Este artículo aclara la confusión explicando cómo funciona la irradiancia, qué significa la respuesta de dosis bifásica para la duración de la sesión y cómo calcular la dosis real que administra el dispositivo, para que pueda evaluar cualquier dispositivo según las especificaciones importantes, no las que sean más fáciles de imprimir en una caja.
Qué significa realmente la potencia en vatios en la terapia de luz roja.
La potencia en vatios de un dispositivo de fototerapia roja indica cuánta electricidad consume de la toma de corriente, nada más. No indica cuánta luz llega a la piel y, desde luego, no indica si una sesión producirá un efecto terapéutico.
Hay dos valores de potencia distintos en juego. La potencia de entrada es la potencia en vatios que figura en la hoja de especificaciones: el consumo eléctrico total de la red. La potencia de salida óptica es la parte de esa electricidad que se convierte en fotones emitidos por los LED. La diferencia entre ambas —debido a las pérdidas por calor, la ineficiencia del controlador y las pérdidas en la carcasa— puede ser considerable, dependiendo de la calidad de los chips LED y del diseño térmico. Esta distinción es importante porque las páginas de marketing casi siempre citan la potencia de entrada.
Potencia del dispositivo de terapia de luz roja frente a la irradiancia
Consideremos el contraste entre un cinturón de terapia portátil de 18 W colocado directamente sobre la zona lumbar y un panel de suelo de 300 W situado a un metro de distancia. El cinturón ofrece mayor irradiancia a nivel de la piel, ya que prácticamente elimina la distancia como factor determinante. La mayor potencia del panel permite cubrir todo el cuerpo, pero esta ventaja solo se materializa cuando se utiliza a la distancia adecuada y para el propósito correcto.
En mi experiencia trabajando con el empaquetado y la documentación de productos personalizados para clientes, la principal fuente de confusión radica en que los clientes comparan los dispositivos basándose únicamente en la potencia (en vatios), del mismo modo que se comparan dos coches por su cilindrada sin tener en cuenta la transmisión ni la carga. El dato es real, pero responde a la pregunta equivocada.
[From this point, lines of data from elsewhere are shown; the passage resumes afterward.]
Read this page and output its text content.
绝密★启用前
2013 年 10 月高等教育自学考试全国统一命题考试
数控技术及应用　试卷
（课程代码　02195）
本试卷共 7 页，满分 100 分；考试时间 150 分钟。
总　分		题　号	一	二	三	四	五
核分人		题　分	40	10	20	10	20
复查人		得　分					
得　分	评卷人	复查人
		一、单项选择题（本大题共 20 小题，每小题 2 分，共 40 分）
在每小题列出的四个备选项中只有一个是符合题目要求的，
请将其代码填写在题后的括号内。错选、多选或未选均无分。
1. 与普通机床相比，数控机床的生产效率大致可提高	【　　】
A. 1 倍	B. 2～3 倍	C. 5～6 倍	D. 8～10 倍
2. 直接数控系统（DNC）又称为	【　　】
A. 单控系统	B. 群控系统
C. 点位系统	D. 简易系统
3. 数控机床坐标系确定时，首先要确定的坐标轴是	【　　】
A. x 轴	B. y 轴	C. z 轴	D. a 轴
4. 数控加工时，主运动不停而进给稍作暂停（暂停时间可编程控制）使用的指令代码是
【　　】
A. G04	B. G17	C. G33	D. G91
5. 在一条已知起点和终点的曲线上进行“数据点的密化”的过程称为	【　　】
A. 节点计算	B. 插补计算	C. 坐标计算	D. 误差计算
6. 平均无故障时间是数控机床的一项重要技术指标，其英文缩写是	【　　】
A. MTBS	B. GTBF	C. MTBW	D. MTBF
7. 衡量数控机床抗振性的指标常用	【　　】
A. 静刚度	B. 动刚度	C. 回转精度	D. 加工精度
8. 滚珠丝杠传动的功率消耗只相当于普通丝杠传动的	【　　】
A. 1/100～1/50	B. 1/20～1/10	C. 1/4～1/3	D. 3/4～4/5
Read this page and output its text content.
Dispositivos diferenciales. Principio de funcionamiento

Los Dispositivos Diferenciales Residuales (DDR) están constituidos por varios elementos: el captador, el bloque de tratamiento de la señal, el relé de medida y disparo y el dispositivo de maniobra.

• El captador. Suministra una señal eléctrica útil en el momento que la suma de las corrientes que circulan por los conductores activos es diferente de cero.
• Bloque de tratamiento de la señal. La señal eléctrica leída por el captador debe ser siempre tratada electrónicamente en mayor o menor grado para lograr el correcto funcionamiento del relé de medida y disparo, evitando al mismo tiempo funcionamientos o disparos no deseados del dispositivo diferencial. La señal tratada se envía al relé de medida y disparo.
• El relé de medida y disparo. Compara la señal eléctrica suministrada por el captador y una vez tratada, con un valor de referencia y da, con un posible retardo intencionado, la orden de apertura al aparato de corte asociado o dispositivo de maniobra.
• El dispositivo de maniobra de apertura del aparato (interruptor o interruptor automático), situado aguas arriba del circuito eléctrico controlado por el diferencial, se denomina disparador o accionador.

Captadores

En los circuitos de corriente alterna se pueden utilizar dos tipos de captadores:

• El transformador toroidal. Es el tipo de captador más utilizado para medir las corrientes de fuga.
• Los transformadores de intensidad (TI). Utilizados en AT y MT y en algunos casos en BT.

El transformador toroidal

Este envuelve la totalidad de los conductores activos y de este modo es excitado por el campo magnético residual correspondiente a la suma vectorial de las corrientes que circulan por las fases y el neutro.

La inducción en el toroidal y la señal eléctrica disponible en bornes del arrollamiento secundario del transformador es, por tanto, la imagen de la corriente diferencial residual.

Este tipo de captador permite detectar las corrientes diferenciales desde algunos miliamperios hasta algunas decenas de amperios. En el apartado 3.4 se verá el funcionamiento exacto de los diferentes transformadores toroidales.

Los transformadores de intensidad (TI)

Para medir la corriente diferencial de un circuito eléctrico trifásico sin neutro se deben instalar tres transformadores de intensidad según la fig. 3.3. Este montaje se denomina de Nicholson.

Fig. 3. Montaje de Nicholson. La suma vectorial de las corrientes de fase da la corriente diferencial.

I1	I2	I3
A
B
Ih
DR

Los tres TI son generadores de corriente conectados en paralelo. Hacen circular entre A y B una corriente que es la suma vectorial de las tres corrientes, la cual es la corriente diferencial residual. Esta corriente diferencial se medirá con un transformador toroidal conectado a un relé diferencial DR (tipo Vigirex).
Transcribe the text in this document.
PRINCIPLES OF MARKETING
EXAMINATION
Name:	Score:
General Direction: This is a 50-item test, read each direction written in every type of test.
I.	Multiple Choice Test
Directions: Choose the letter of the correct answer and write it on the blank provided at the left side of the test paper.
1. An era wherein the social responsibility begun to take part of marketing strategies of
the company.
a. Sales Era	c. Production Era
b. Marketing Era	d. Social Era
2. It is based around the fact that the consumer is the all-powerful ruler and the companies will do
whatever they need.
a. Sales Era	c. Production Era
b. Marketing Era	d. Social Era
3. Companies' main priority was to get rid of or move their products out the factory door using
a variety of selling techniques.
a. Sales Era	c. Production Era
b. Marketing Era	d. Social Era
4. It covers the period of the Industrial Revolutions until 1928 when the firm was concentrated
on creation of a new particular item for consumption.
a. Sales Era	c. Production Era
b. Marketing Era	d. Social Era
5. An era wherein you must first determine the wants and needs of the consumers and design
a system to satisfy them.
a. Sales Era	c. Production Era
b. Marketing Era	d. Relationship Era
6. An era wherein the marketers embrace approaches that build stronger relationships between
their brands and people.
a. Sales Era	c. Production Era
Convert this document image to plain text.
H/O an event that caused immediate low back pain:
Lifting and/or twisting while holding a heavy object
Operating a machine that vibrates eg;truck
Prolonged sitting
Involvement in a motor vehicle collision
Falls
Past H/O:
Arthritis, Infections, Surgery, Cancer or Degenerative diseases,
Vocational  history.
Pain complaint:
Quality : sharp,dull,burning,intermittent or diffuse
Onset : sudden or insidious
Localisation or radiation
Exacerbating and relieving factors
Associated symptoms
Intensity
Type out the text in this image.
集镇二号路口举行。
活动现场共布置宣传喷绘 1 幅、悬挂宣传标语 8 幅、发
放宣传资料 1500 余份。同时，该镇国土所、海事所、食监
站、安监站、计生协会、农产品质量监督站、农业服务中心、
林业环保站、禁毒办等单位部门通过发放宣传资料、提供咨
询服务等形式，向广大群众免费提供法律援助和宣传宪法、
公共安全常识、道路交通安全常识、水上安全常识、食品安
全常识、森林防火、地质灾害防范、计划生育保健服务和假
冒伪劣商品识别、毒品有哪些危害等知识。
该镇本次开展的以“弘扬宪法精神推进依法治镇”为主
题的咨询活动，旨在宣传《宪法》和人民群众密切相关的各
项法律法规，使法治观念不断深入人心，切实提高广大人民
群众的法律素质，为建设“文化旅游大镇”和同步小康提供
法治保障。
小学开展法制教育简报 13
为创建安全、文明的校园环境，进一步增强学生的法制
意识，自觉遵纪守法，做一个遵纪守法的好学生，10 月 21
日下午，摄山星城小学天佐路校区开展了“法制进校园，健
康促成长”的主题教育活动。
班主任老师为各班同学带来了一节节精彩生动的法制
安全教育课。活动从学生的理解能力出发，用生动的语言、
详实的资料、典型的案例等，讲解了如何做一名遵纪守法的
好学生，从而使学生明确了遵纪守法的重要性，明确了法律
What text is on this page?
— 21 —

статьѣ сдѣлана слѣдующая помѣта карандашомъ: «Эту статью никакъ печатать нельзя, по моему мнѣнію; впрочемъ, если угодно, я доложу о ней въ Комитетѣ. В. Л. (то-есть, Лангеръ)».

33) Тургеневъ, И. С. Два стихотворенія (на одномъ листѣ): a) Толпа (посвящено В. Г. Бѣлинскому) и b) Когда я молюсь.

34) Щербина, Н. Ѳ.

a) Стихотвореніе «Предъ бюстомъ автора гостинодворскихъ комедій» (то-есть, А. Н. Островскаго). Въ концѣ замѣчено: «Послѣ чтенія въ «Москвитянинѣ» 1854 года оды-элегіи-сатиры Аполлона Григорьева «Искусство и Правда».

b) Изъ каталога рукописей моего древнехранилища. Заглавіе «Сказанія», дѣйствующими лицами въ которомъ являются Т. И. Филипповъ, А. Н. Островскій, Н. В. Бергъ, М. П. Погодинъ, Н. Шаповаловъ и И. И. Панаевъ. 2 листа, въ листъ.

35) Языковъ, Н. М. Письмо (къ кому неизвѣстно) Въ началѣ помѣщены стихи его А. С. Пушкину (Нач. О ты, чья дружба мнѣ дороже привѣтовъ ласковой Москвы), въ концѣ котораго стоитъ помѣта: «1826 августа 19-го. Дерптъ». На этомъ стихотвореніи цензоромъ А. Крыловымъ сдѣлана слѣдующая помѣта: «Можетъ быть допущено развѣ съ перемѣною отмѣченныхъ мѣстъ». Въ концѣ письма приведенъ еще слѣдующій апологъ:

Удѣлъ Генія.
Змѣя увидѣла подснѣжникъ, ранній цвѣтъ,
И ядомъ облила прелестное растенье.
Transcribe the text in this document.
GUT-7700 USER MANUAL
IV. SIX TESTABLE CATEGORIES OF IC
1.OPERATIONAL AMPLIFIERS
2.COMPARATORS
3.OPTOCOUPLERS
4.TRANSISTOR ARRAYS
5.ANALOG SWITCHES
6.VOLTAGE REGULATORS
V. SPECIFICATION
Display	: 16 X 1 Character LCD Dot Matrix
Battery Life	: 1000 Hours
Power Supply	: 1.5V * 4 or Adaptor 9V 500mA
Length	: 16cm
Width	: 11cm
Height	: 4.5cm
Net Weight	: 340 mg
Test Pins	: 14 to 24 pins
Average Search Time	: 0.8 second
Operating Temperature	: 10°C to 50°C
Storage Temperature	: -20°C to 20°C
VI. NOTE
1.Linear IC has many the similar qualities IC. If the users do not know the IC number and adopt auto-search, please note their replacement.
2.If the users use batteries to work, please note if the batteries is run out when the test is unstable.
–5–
Por lo tanto, el cambio de enfoque fundamental es el siguiente: preguntar "¿cuántos vatios necesito para que la terapia de luz roja funcione?" es un punto de partida erróneo. La pregunta correcta es: "¿qué irradiancia —en milivatios por centímetro cuadrado— llega a mi piel a la distancia de tratamiento prevista?". Todo lo demás, incluida la potencia, es, en el mejor de los casos, una aproximación.
Por qué la potencia en vatios por sí sola es una métrica engañosa.
Disminución de la irradiancia con la distancia
¿Por qué alejar un dispositivo tan solo unos centímetros cambia el resultado de forma tan drástica?
La ley del cuadrado inverso rige cómo disminuye la intensidad de la luz con la distancia. Si duplicas la distancia entre el panel y tu piel, la irradiancia se reduce aproximadamente a una cuarta parte de su valor original. Esto no es una limitación de ningún dispositivo en particular; es física. Un panel de alta potencia utilizado a la distancia de un brazo en una configuración informal puede proporcionar menos energía lumínica a la piel que un dispositivo portátil de 9 W sostenido a centímetros de un objetivo localizado. La potencia indicada en la caja no predice nada de esto.
Si la potencia no predice el rendimiento, ¿qué lo hace?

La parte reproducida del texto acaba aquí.